The general feeling is that Aamir has been led astray by his seniors, specifically his captain Salman and fellow fast bowler Asif. ICC chief Haroon Lorgat has also confirmed that Aamir's age might save him from a life ban.
If the players are found to be guilty of spot fixing, PCB needs to put it's heavy foot down to stamp out this menace once and for all. But that begs the question - will PCB be able to discipline the players? Unguided missile Ejaz Butt's only qualification for the lofty job of President PCB is that he is the brother in law of our Defence Minister. Hence, it’s fairly obvious that he will not be replaced, come what may. The inept team manager, Yawar Saeed, happens to be prominent politician Raza Rabbani’s father in law. The events of the last few days may well have caused Mr Saeed to stumble while alighting from the team bus in Cardiff and be taken to hospital for facial cuts, but it certainly is not enough to dislodge him from his seat either. If wishes were horses, beggars would ride...but what we need is either the President or Prime Minister to intervene and make some major changes in PCB, and our team. We need to have someone in charge of our cricketing affairs who knows the game inside out like the legendary Noor Khan or the dynamic Arif Ali Abbasi who will have the authority to keep wayward players in line.
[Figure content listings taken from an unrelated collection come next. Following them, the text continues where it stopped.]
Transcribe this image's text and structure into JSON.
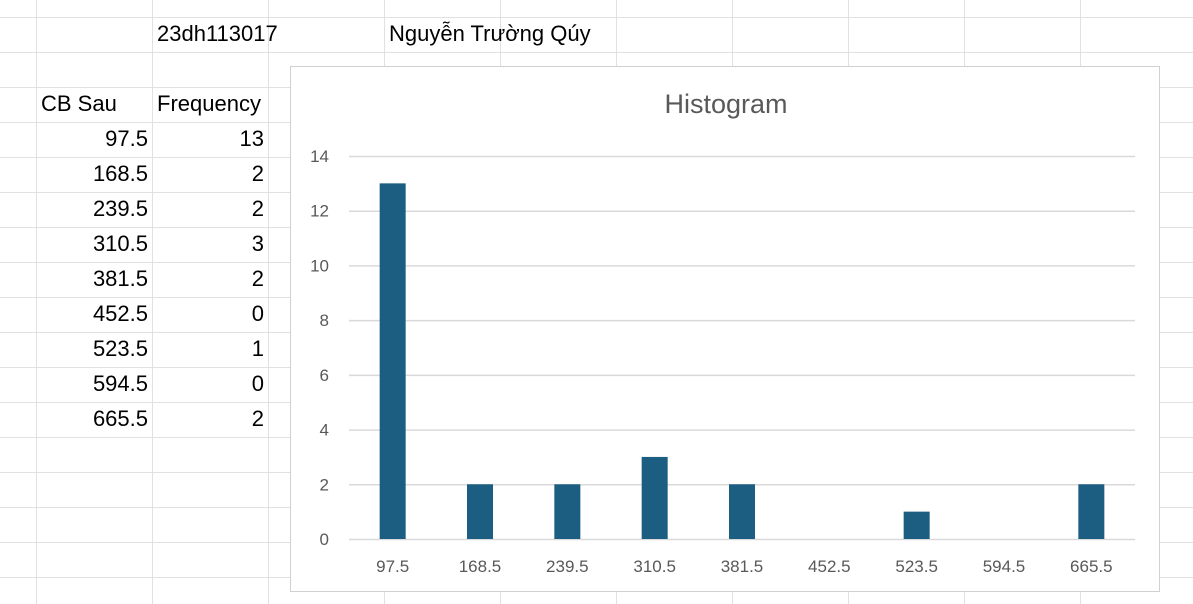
{
  "header": {
    "student_id": "23dh113017",
    "student_name": "Nguyễn Trường Qúy"
  },
  "table": {
    "col_labels": [
      "CB Sau",
      "Frequency"
    ],
    "rows": [
      {
        "bin": "97.5",
        "freq": "13"
      },
      {
        "bin": "168.5",
        "freq": "2"
      },
      {
        "bin": "239.5",
        "freq": "2"
      },
      {
        "bin": "310.5",
        "freq": "3"
      },
      {
        "bin": "381.5",
        "freq": "2"
      },
      {
        "bin": "452.5",
        "freq": "0"
      },
      {
        "bin": "523.5",
        "freq": "1"
      },
      {
        "bin": "594.5",
        "freq": "0"
      },
      {
        "bin": "665.5",
        "freq": "2"
      }
    ]
  },
  "colors": {
    "bar": "#1b5e82",
    "gridline": "#d9d9d9",
    "cell_border": "#e1e1e1",
    "axis_text": "#595959"
  },
  "chart_data": {
    "type": "bar",
    "title": "Histogram",
    "categories": [
      "97.5",
      "168.5",
      "239.5",
      "310.5",
      "381.5",
      "452.5",
      "523.5",
      "594.5",
      "665.5"
    ],
    "values": [
      13,
      2,
      2,
      3,
      2,
      0,
      1,
      0,
      2
    ],
    "xlabel": "",
    "ylabel": "",
    "ylim": [
      0,
      14
    ],
    "yticks": [
      0,
      2,
      4,
      6,
      8,
      10,
      12,
      14
    ],
    "grid": true,
    "legend": "none"
  }
}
The argument that corruption is rife in Pakistan and it’s institutions are weak is also trotted out with increasing regularity to excuse the cricketers’ actions. How does this logic excuse the indiscretions of our cricketers or indeed of anyone who chooses to be unscrupulous? In the final analysis, aren’t we are all responsible for our actions, good or bad? The truth is that the cricketing world became ensnared in the web of dishonesty and greed a long time ago. We chose to look the other way, despite increasing evidence that our players were also involved in in illegal activities. Anybody who chose not to be part of this cartel of deceit and easy money either had to leave or were weeded out. Rashid Latif, Aamir Sohail, Basit Ali and Ramiz Raja were all denied entry into the team after they refused to play ball.
Isn’t it high time then that we stopped living in this cocoon of denial and admit that there are serious problems facing our talented team and the inert PCB? It may hurt to grasp the nettle of corruption and sleaze in our beloved national sport, but there is no other way out of this morass. Reality check, anyone?